Because dermal fibroblasts do not seem to be intrinsically damaged in severely photoaged skin, it follows that inhibitory influences within the in vivo environment of severely photodamaged skin may act in some way to prevent cells that are inherently capable of elaborating collagen from doing so. In vitro studies performed with intact and partially degraded collagen gels support this suggestion. When skin fibroblasts (either neonatal or adult) were added to polymerized collagen, they rapidly attached and spread; they continued to proliferate and synthesize type I procollagen. In contrast, when fibroblasts were added to collagen gels that had been exposed to collagenase, cell growth and type I procollagen synthesis were reduced. Although extrapolating from in vitro experiments to what may occur in vivo is difficult, these data provide evidence that fibroblast functions that are important for maintenance of dermal connective tissue are inhibited in the presence of fragmented collagen. It should be noted that whereas both cell growth and type I procollagen production were reduced on the degraded collagen, the decrease in procollagen production was greater. Whether this reflects a specific inhibition of procollagen synthesis or whether procollagen elaboration is simply a more sensitive indicator of the overall functioning of the cells cannot be distinguished from the present data.

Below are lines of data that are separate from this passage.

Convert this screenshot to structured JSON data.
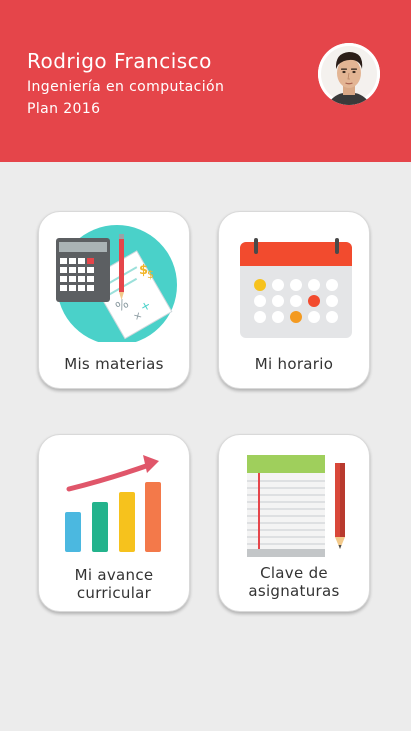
{
  "profile": {
    "name": "Rodrigo Francisco",
    "career": "Ingeniería en computación",
    "plan": "Plan 2016"
  },
  "menu": [
    {
      "label": "Mis materias",
      "icon": "calculator-notes-icon"
    },
    {
      "label": "Mi horario",
      "icon": "calendar-icon"
    },
    {
      "label_line1": "Mi avance",
      "label_line2": "curricular",
      "icon": "progress-chart-icon"
    },
    {
      "label_line1": "Clave de",
      "label_line2": "asignaturas",
      "icon": "notebook-pencil-icon"
    }
  ],
  "colors": {
    "header": "#e5454a",
    "background": "#ececec",
    "card": "#ffffff"
  }
}
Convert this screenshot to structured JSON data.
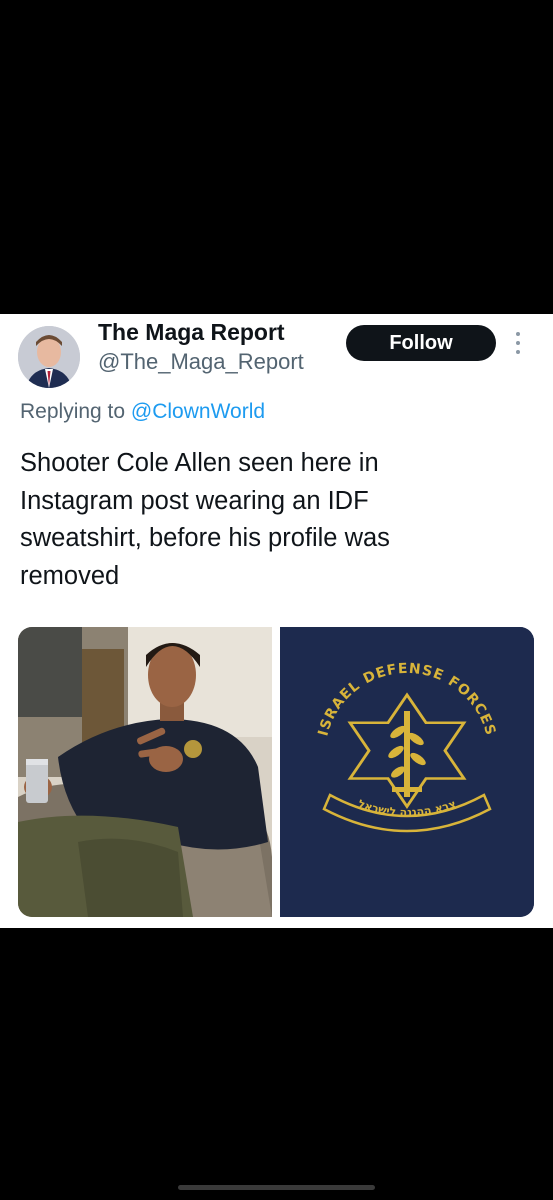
{
  "post": {
    "display_name": "The Maga Report",
    "handle": "@The_Maga_Report",
    "follow_label": "Follow",
    "more_icon": "more-vertical-icon",
    "replying_prefix": "Replying to",
    "replying_handle": "@ClownWorld",
    "text_lines": [
      "Shooter Cole Allen seen here in",
      "Instagram post wearing an IDF",
      "sweatshirt, before his profile was",
      "removed"
    ]
  },
  "media": {
    "emblem_top_text": "ISRAEL DEFENSE FORCES",
    "emblem_bottom_text": "צבא ההגנה לישראל"
  },
  "colors": {
    "link": "#1d9bf0",
    "follow_bg": "#0f1419",
    "secondary_text": "#536471",
    "emblem_gold": "#d8b43a",
    "shirt_navy": "#1d2a4e"
  }
}
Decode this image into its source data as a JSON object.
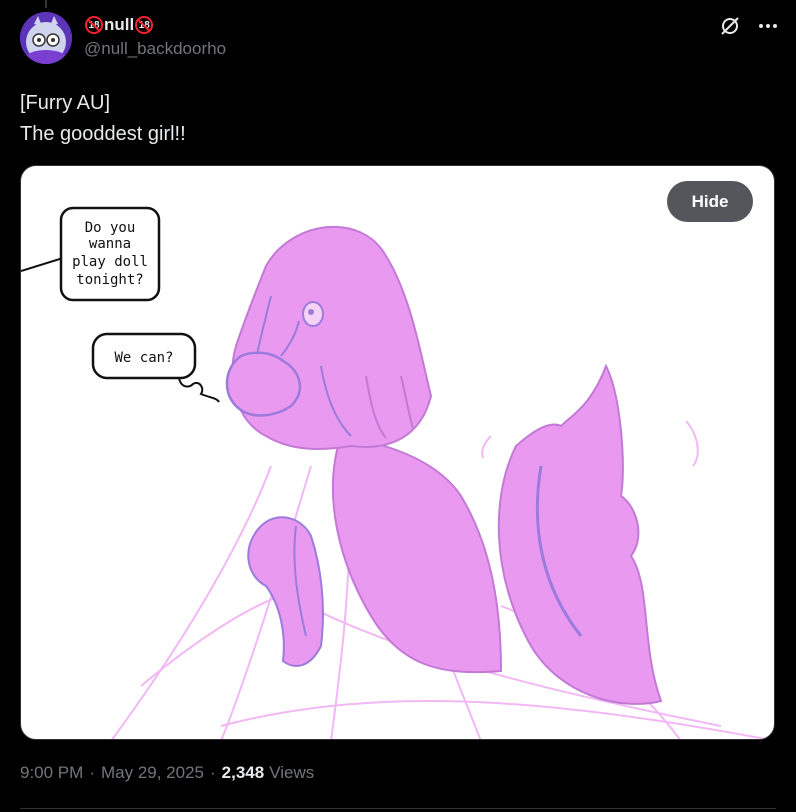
{
  "author": {
    "display_name": "null",
    "badge_text": "18",
    "handle": "@null_backdoorho"
  },
  "tweet": {
    "line1": "[Furry AU]",
    "line2": "The gooddest girl!!"
  },
  "media": {
    "hide_label": "Hide",
    "bubble1": [
      "Do you",
      "wanna",
      "play doll",
      "tonight?"
    ],
    "bubble2": "We can?"
  },
  "meta": {
    "time": "9:00 PM",
    "date": "May 29, 2025",
    "views_count": "2,348",
    "views_label": "Views"
  },
  "icons": {
    "grok": "slashed-circle-icon",
    "more": "more-dots-icon"
  },
  "colors": {
    "background": "#000000",
    "text": "#e7e9ea",
    "muted": "#71767b",
    "badge_red": "#f4212e",
    "character_pink": "#e99af0",
    "character_purple": "#9b7bdc"
  }
}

How damaged collagen exerts its influence on dermal fibroblast function is not known. A number of potential mechanisms exist. One possibility involves a change in cell shape that occurs during collagen contraction. Fibroblast interaction with structural collagen depends on the primary, secondary, and tertiary structure of the collagen fibrils. 11 Fibroblasts attach to collagen fibers and express the typical, elongated spindle-cell morphology. When enough breaks are introduced into the three-dimensional collagen scaffold, it is no longer capable of resisting the contractile force of the cells and collapses. As the collagen scaffold collapses, the cytoskeleton disassembles and cell shape changes from elongated to round. Previous studies have demonstrated that optimal fibroblast function (including growth and collagen production) depend on maintenance of the elongated cell shape. 43-45 Thus, it may be that loss of cell shape in the presence of degraded collagen directly underlies reduced growth and collagen production on the partially degraded collagen gels. Based on the in vivo ultrastructural findings presented here, we suggest that loss of cell shape could underlie reduced collagen synthesis in severely photodamaged skin.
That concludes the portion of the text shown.